Compared to today, far fewer types of residential buildings existed in the late nineteenth century. The patrician homes of fifth avenue were a new type of single family mansion that had developed out of new heights of wealth and technology. For the bulk of New York’s history, all high class housing was in the form of predominantly brick row houses (known colloquially as brownstones, referring to the hue of the Brooklyn stone originally harvested for their facades). Although sometimes mansions in their own right, a row house is generally a thin, three- or four-story property, built in series with other similar buildings.♣ Traditionally an entire row was built at one time and was inhabited by a single extended family. A familial patriarch might have designed and built a group of four or five homes, and gifted them to his children, siblings or parents. Until the late 19th century it was popular to show continuity in a single row; designing all of the houses to look more or less the same. In this way ancestral wealth was obvious to the eye; there could be no doubt about who owned a large portion of a street if all of its houses looked alike.♠
Although an entire row might have been inhabited by many immediate families, each row house had the spacious feel of a single abode. A row house’s entry way was slightly elevated above the street, necessitating a short stairway to the landing (fig. 2). The front door, usually heavily adorned with a neoclassical arch and pediment, led to the first floor foyer, parlor, and dining room. Above were bedrooms, and half way below street level, was the kitchen and maid’s rooms. Today many row houses still litter New York’s older, and more southern areas, but very few entire rows exist.◊
In stark contrast to the comfort of New York’s wealthy, New York’s lower classes lived in one type of multifamily dwellings; the infamous tenements. It is difficult to imagine the destitution that was common in New York’s early tenements. This is partially due to the extent of its conditions, and partially because almost none still exist.⊥ Although New York is still littered with tenement houses (often who’s railway apartments now house one, two, or three individuals instead of the then-common one, two, or three families) the existing buildings are of the relatively affluent or more recent versions. The majority of tenements from the city’s history have been torn down.

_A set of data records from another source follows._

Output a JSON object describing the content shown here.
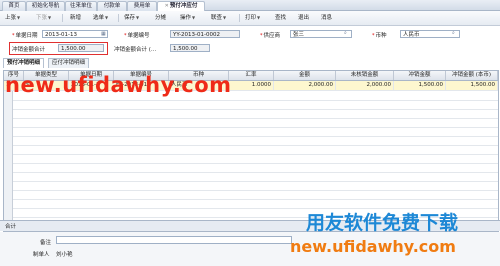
{
  "tabs": [
    "首页",
    "初始化导航",
    "往来单位",
    "付款单",
    "费用单",
    "预付冲应付"
  ],
  "toolbar": {
    "items": [
      "上张",
      "下张",
      "新增",
      "选单",
      "保存",
      "分摊",
      "操作",
      "联查",
      "打印",
      "查找",
      "退出",
      "消息"
    ]
  },
  "form": {
    "date_label": "单据日期",
    "date_value": "2013-01-13",
    "docno_label": "单据编号",
    "docno_value": "YY-2013-01-0002",
    "supplier_label": "供应商",
    "supplier_value": "张三",
    "currency_label": "币种",
    "currency_value": "人民币",
    "offset_total_label": "冲销金额合计",
    "offset_total_value": "1,500.00",
    "offset_total2_label": "冲销金额合计 (…",
    "offset_total2_value": "1,500.00"
  },
  "subtabs": [
    "预付冲销明细",
    "应付冲销明细"
  ],
  "grid": {
    "columns": [
      "序号",
      "单据类型",
      "单据日期",
      "单据编号",
      "币种",
      "汇率",
      "金额",
      "未核销金额",
      "冲销金额",
      "冲销金额 (本币)"
    ],
    "rows": [
      {
        "no": "1",
        "type": "付",
        "date": "2013-01-1",
        "docno": "FK-2013-01-",
        "currency": "人民币",
        "rate": "1.0000",
        "amount": "2,000.00",
        "unverified": "2,000.00",
        "offset": "1,500.00",
        "offset_local": "1,500.00"
      }
    ],
    "total_label": "合计"
  },
  "footer": {
    "remark_label": "备注",
    "maker_label": "制单人",
    "maker_value": "刘小艳"
  },
  "watermark": {
    "url": "new.ufidawhy.com",
    "title": "用友软件免费下载",
    "url2": "new.ufidawhy.com"
  },
  "colors": {
    "selected_row": "#fdf7cf",
    "watermark_red": "#ef2b18",
    "watermark_blue": "#1d88d6",
    "watermark_orange": "#f07c12",
    "highlight_box": "#e03030"
  }
}
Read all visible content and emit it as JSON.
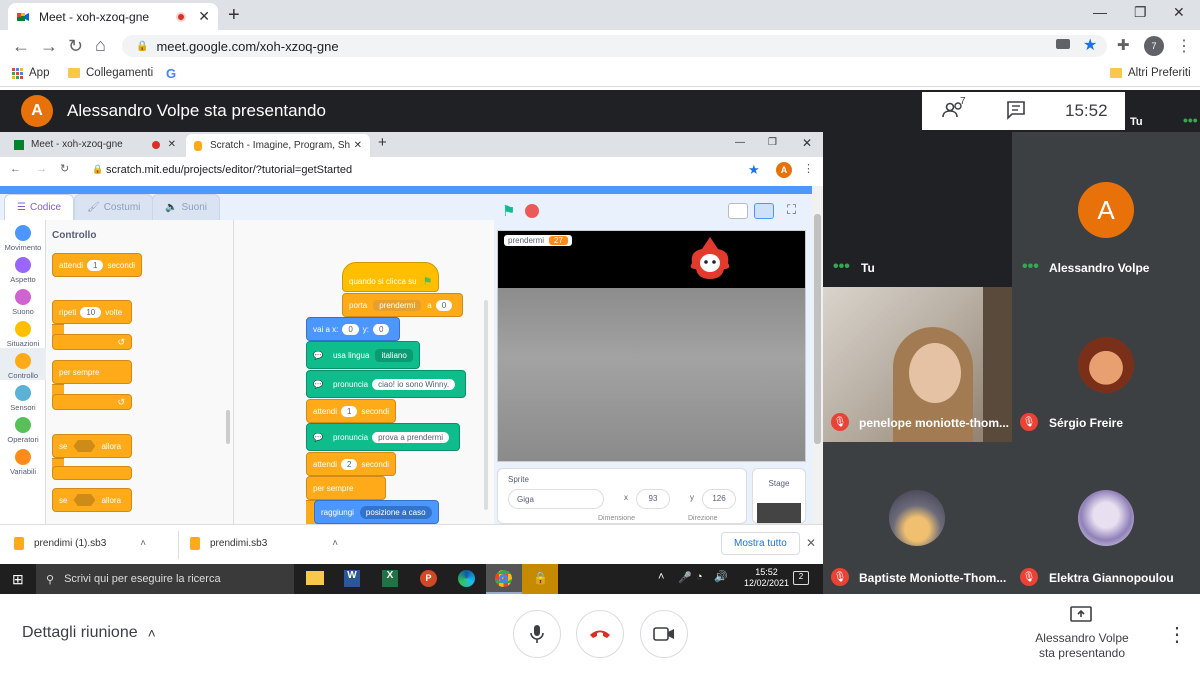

Tenement buildings are the epitome of unchecked mid-nineteenth century capitalism. They were designed on a financially responsible and legal model. However they were so economically responsible that their design had the unfortunate consequence of cultivating death, disease, and depression. Designers exploited the inhabitants by renting space to massive amounts of people, but providing “few of the amenities we take for granted today, such as light, air, and private bathrooms”.Γ Often tenements were four or five stories tall, one building plot wide, and contained upwards of twenty families. The first official investigation into tenement living conditions conducted in 1857, found that almost no buildings provided occupants with the rudimentary public sanitation system that had been installed underneath New York in 1844. This information was instrumental in connecting impoverished living environs as the source of disease, such as the cholera outbreak of 1865 that killed over 1,000 people. (An interconnection difficult to prove before modern medical advances.) The Metropolitan Board of Health was created in 1866 and tasked with protecting public health.⊗ One year later the first Tenement House Act was ratified. This State law defined a tenement house as “any house, building, or portion thereof which is rented, leased, let, or hired out to be occupied, or is occupied, as the home or residence of more than three families living independently of one another, and doing their own cooking upon the premises, or by more than two families upon a floor, so living and cooking and having a common right in the halls, stairways, yards, water closets or privies, or some of them.”ð The law required any building under the above definition without the following amenities, was to be vacated, and no longer used.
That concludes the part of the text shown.